His biggest addition, hulking 6-foot-4 forward Alexei Ponikarovsky, acquired in early March from the Toronto Maple Leafs for Luca Caputi, has been, to say the least, a rather large bust to this point. Ponikarovsky has scored just three goals in 26 games (regular season and playoffs) with the Pens, all while playing on a line with Evgeni Malkin. That's simply not good enough.

Even worse? According to multiple reports he's going to be a healthy scratch when the Penguins take the ice at Mellon Arena for Game 5 on Saturday night.

During the team's morning skate on Saturday, Pittsburgh used line combinations that included Sidney Crosby skating between Guerin and Kunitz, and Malkin between Dupuis and Max Talbot.
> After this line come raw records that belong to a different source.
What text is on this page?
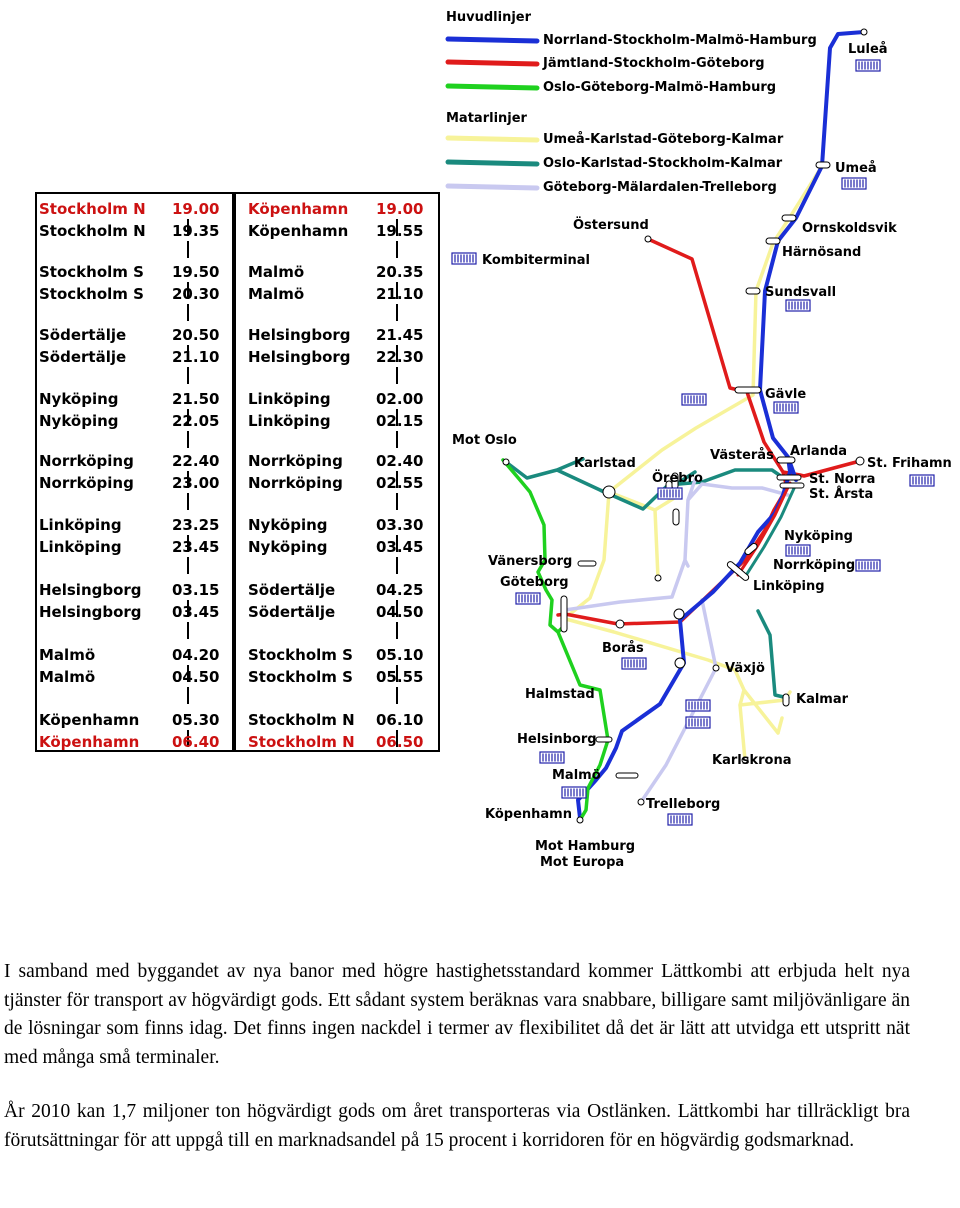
Stockholm N 19.00
Stockholm N 19.35
Stockholm S 19.50
Stockholm S 20.30
Södertälje	20.50
Södertälje	21.10
Nyköping	21.50
Nyköping	22.05
Norrköping	22.40
Norrköping	23.00
Linköping	23.25
Linköping	23.45
Helsingborg 03.15
Helsingborg 03.45
Malmö	04.20
Malmö	04.50
Köpenhamn 05.30
Köpenhamn 06.40
Köpenhamn 19.00
Köpenhamn 19.55
Malmö	20.35
Malmö	21.10
Helsingborg 21.45
Helsingborg 22.30
Linköping	02.00
Linköping	02.15
Norrköping 02.40
Norrköping 02.55
Nyköping	03.30
Nyköping	03.45
Södertälje	04.25
Södertälje	04.50
Stockholm S 05.10
Stockholm S 05.55
Stockholm N 06.10
Stockholm N 06.50
Huvudlinjer
Norrland-Stockholm-Malmö-Hamburg
Jämtland-Stockholm-Göteborg
Oslo-Göteborg-Malmö-Hamburg
Matarlinjer
Umeå-Karlstad-Göteborg-Kalmar
Oslo-Karlstad-Stockholm-Kalmar
Göteborg-Mälardalen-Trelleborg
Kombiterminal
Luleå
Umeå
Ornskoldsvik
Härnösand
Sundsvall
Östersund
Gävle
Arlanda
St. Frihamn
St. Norra
St. Årsta
Västerås
Örebro
Karlstad
Mot Oslo
Nyköping
Norrköping
Linköping
Vänersborg
Göteborg
Borås
Växjö
Kalmar
Halmstad
Helsinborg
Karlskrona
Malmö
Trelleborg
Köpenhamn
Mot Hamburg
Mot Europa

I samband med byggandet av nya banor med högre hastighetsstandard kommer Lättkombi att erbjuda helt nya tjänster för transport av högvärdigt gods. Ett sådant system beräknas vara snabbare, billigare samt miljövänligare än de lösningar som finns idag. Det finns ingen nackdel i termer av flexibilitet då det är lätt att utvidga ett utspritt nät med många små terminaler.

År 2010 kan 1,7 miljoner ton högvärdigt gods om året transporteras via Ostlänken. Lättkombi har tillräckligt bra förutsättningar för att uppgå till en marknadsandel på 15 procent i korridoren för en högvärdig godsmarknad.
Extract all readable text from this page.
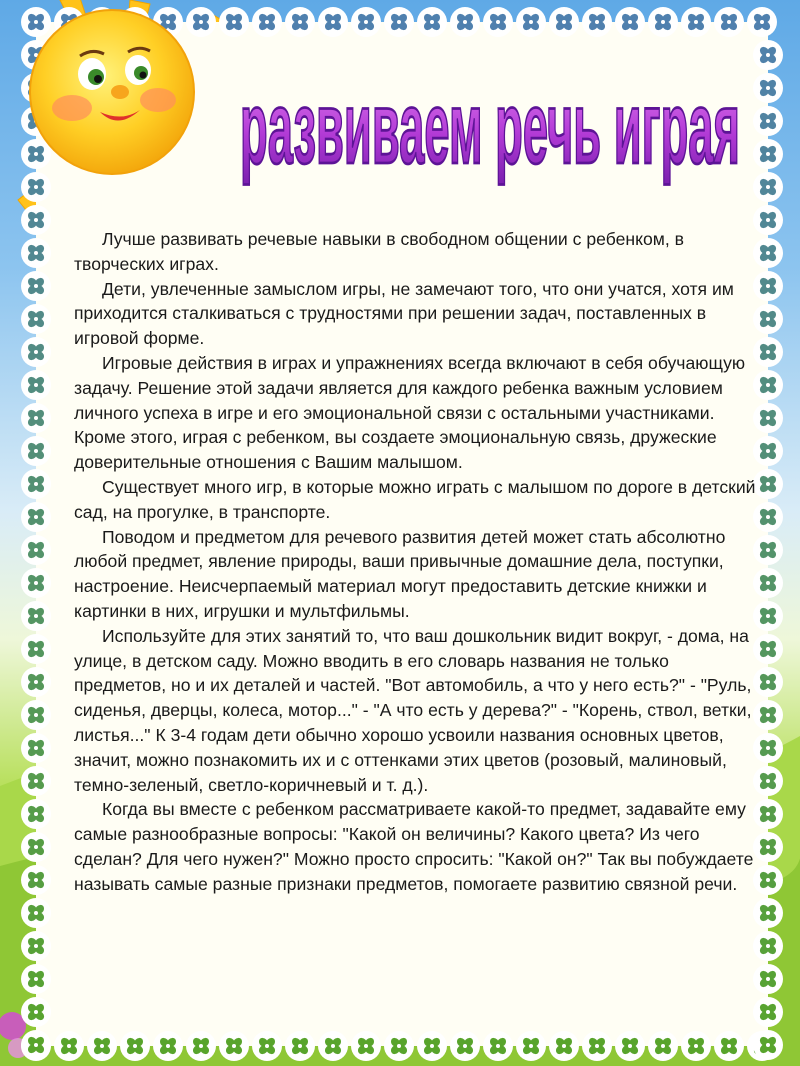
развиваем речь играя

Лучше развивать речевые навыки в свободном общении с ребенком, в творческих играх.

Дети, увлеченные замыслом игры, не замечают того, что они учатся, хотя им приходится сталкиваться с трудностями при решении задач, поставленных в игровой форме.

Игровые действия в играх и упражнениях всегда включают в себя обучающую задачу. Решение этой задачи является для каждого ребенка важным условием личного успеха в игре и его эмоциональной связи с остальными участниками. Кроме этого, играя с ребенком, вы создаете эмоциональную связь, дружеские доверительные отношения с Вашим малышом.

Существует много игр, в которые можно играть с малышом по дороге в детский сад, на прогулке, в транспорте.

Поводом и предметом для речевого развития детей может стать абсолютно любой предмет, явление природы, ваши привычные домашние дела, поступки, настроение. Неисчерпаемый материал могут предоставить детские книжки и картинки в них, игрушки и мультфильмы.

Используйте для этих занятий то, что ваш дошкольник видит вокруг, - дома, на улице, в детском саду. Можно вводить в его словарь названия не только предметов, но и их деталей и частей. "Вот автомобиль, а что у него есть?" - "Руль, сиденья, дверцы, колеса, мотор..." - "А что есть у дерева?" - "Корень, ствол, ветки, листья..." К 3-4 годам дети обычно хорошо усвоили названия основных цветов, значит, можно познакомить их и с оттенками этих цветов (розовый, малиновый, темно-зеленый, светло-коричневый и т. д.).

Когда вы вместе с ребенком рассматриваете какой-то предмет, задавайте ему самые разнообразные вопросы: "Какой он величины? Какого цвета? Из чего сделан? Для чего нужен?" Можно просто спросить: "Какой он?" Так вы побуждаете называть самые разные признаки предметов, помогаете развитию связной речи.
Ponikarovsky and Ruslan Fedotenko were not included in the top-12. Saturday's skate also saw the highly productive and energetic third line of Jordan Staal, Tyler Kennedy and Matt Cooke be reunited, while Mike Rupp, Mark Letestu and Craig Adams made up the fourth line.

Ponikarovsky is set to become an unrestricted free agent on July 1, and his dismal performance in Pittsburgh, combined with the fact he's set watch a crucial Game 5 from the Press Box in a suit, certainly hasn't helped his value on the open market. Still, if the Penguins can find a way to solve Jaroslav Halak and the Canadiens defense and advance beyond the second round, he's going to have another opportunity to redeem himself at some point. Whether he does, however, remains to be seen.

His struggles this postseason have continued a disappointing trend from his days in Toronto, having scored just two goals to go with six assists in 33 career playoff games.